DUMPLINGS (which can be made into potstickers if you just believe)


These delicious little morsels seem also to be known as jiaozi on the internets. From what I have gathered they are a tradition at Chinese New Year celebrations. Multiple places said that they were originally called “tender ears” because they were first made by a medicine man to treat frostbitten ears. Now they are eaten all year round. Those were the fun facts.


For the dough:
Ingredients
  • 4 (ish) cups of flour
  • 1 cup of water to 3 cups of flour therefore 1 ⅓ cups of water


Directions
  • Use a bread maker or other automatic mixer
  • pour all of your two ingredients in the bowl
  • turn it on
  • keep watch until it all sticks together and then let it mix for 40 minutes while you make the stuffing


For the filling:
    Ingredients
  • over 1 lb of ground pork (just a package you can buy)
  • chopped ginger (I’m gonna say a tablespoon)
  • 4 finely chopped scallions
  • 1 TB of dark soy sauce
  • 1 TB of regular soy sauce (apparently there is a difference. if you, like me, are not that sophisticated I am sure that whatever you have will do)
  • a pinch of pepper
  • a pinch of garlic powder
  • a sprinkling of chicken bullion
  • a sprinkling of Chinese spice (I think it is the same thing as this)
  • 1 TB of sugar
  • just a lil’ bit of cooking wine
  • 1 TB of salt
  • a few tablespoons of olive oil
  • some water
  • vegetables--we used celery and cabbage (about 1 lb combined)
   
    Directions
  1. For the meat put your pork in a bowl
  2. Add the chopped ginger, scallion, soy sauces, pepper and garlic powder, chicken bouillon, Chinese spice, sugar, cooking wine, salt, olive oil, and water. (This means put all of the rest of your ingredients in the bowl.)
  3. Stir with chopsticks counter clockwise and only that way
  4. Let the meat sit while you deal with the vegatables
  5. For the vegetable part of the filling chop up the cabbage and celery in the cuisinart until they are very very small little pieces (just look at the picture)
  6. When they are the correct size add some salt
  7. Then plop that stuff on a cheesecloth and squeeze out the water
  8. Add your waterless vegetables to your meat and mix it (this time it can be mixed in any direction


For the dumplings:
    Ingredients
  • premade dough
  • premade filling
  • flour
   
    Directions:
  1. Cut your dough into about 120 little tiny balls
  2. Roll these balls on a flat surface into tiny round, flat pieces of dough that are fatter towards the middle and thinner towards the edges. (This is a rather difficult task that involves a skill that is hard for me to write down because it was hard for me to do.

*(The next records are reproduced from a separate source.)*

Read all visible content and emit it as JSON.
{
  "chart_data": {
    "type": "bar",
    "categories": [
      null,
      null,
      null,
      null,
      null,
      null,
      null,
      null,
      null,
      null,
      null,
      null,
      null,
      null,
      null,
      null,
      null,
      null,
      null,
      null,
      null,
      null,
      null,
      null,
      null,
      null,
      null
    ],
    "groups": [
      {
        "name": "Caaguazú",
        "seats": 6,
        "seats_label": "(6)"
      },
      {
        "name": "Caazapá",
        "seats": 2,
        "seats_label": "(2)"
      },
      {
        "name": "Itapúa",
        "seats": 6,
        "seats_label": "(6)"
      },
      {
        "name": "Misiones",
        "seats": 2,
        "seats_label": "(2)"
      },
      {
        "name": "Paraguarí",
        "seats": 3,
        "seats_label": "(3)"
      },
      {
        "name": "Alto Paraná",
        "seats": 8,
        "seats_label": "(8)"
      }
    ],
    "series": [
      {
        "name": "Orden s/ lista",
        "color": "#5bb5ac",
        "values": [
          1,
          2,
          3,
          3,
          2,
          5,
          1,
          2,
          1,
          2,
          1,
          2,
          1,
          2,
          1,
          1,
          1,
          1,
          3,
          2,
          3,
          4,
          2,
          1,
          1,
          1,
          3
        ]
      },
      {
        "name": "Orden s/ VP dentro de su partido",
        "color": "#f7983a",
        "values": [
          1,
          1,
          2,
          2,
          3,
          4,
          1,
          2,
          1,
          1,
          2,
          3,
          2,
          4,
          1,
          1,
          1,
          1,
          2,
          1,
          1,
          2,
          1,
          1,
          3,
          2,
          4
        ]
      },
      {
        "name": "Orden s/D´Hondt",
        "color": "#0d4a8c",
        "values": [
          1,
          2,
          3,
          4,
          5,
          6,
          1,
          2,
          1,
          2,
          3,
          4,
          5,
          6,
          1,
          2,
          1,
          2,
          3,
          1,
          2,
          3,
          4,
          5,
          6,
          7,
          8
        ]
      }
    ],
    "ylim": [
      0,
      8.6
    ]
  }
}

Sorry about this. I warned you.)
  3. Fill with around a teaspoon of filling. Basically you will be very aware if you have used too much because it will be hard to close the dumpling without it all spilling out.
  4. Then pinch those suckers shut either with that area between your thumb and pointer finger or with the normal parts of your fingers that you use. I would try to tell you the fancy way to do it but I have found that it doesn't matter because they just need to be tightly shut so you can cook them and eat them.
  5. Boil in water.
  6. FOR POTSTICKERS: fry on a pan in oil


Serving suggestions: eat plain, with soy sauce, or with ketchup. Do not combine the two.


I understand that that recipe seems rather difficult to recreate. First let me say, I hope that I have relayed everything correctly. Now, here are two other sites (site one. site two.) trying to describe the same thing that I just did. They may have done it better, but I--as a person--am better and funnier.


If you do not feel up to trying to make these because it is difficult, but you still want an infusion of some culture, read Joy Luck Club by Amy Tan. It is a beautiful compilation of interconnecting stories of four Chinese-born mothers and their four American-born daughters living in San Francisco. So there you go, culture.